Neste estudo, os pesquisadores desenvolveram um AbLec baseado no anticorpo trastuzumabe, que se liga ao HER2 e é aprovado como terapia contra o câncer de mama, estômago e colorretal. Para formar o AbLec, eles substituíram um dos braços do anticorpo por uma lectina, Siglec-7 ou Siglec-9.

Testes utilizando células cultivadas em laboratório mostraram que esse AbLec reprogramou as células imunológicas para atacar e destruir as células cancerígenas.

Em seguida, os pesquisadores testaram seus AbLecs em um modelo de camundongo geneticamente modificado para expressar receptores Siglec humanos e receptores de anticorpos. Esses camundongos foram então injetados com células cancerígenas que formaram metástases nos pulmões. Quando tratados com o AbLec, esses camundongos apresentaram menos metástases pulmonares do que os camundongos tratados apenas com trastuzumabe.

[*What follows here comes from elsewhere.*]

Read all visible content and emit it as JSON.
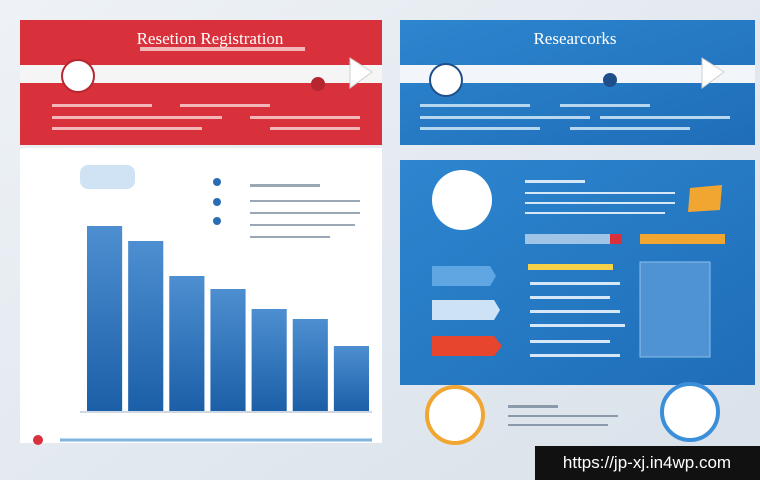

Os pesquisadores também demonstraram que poderiam substituir os anticorpos por outros específicos para tumores, como o rituximab, que tem como alvo o CD20, ou o cetuximab, que tem como alvo o EGFR. Eles também poderiam substituir os anticorpos por lectinas que têm como alvo outros glicanos envolvidos na imunossupressão, ou por anticorpos que têm como alvo proteínas de checkpoint, como o PD-1.

“Os AbLecs são realmente fáceis de usar. Eles são modulares”, diz Stark. “Você pode imaginar trocar diferentes domínios de receptores de isca para atingir diferentes membros da família de receptores de lectina, e também pode trocar o braço do anticorpo. Isso é importante porque diferentes tipos de câncer expressam diferentes antígenos, que podem ser abordados alterando o alvo do anticorpo.”

Stark, Bertozzi e outros fundaram uma empresa chamada Valora Therapeutics, que agora trabalha no desenvolvimento de candidatos promissores para o tratamento da AbLec. Eles esperam iniciar os ensaios clínicos nos próximos dois a três anos.

A pesquisa foi financiada, em parte, por um prêmio Burroughs Wellcome Fund Career Award at the Scientific Interface, um prêmio Steven A. Rosenberg Scholar Award da Society for Immunotherapy of Cancer, uma bolsa V Foundation V Scholar Grant, o National Cancer Institute, o National Institute of General Medical Sciences, uma bolsa Merck Discovery Biologics SEEDS, uma bolsa de pós-doutorado da American Cancer Society e uma bolsa inicial Sarafan ChEM-H Postdocs at the Interface.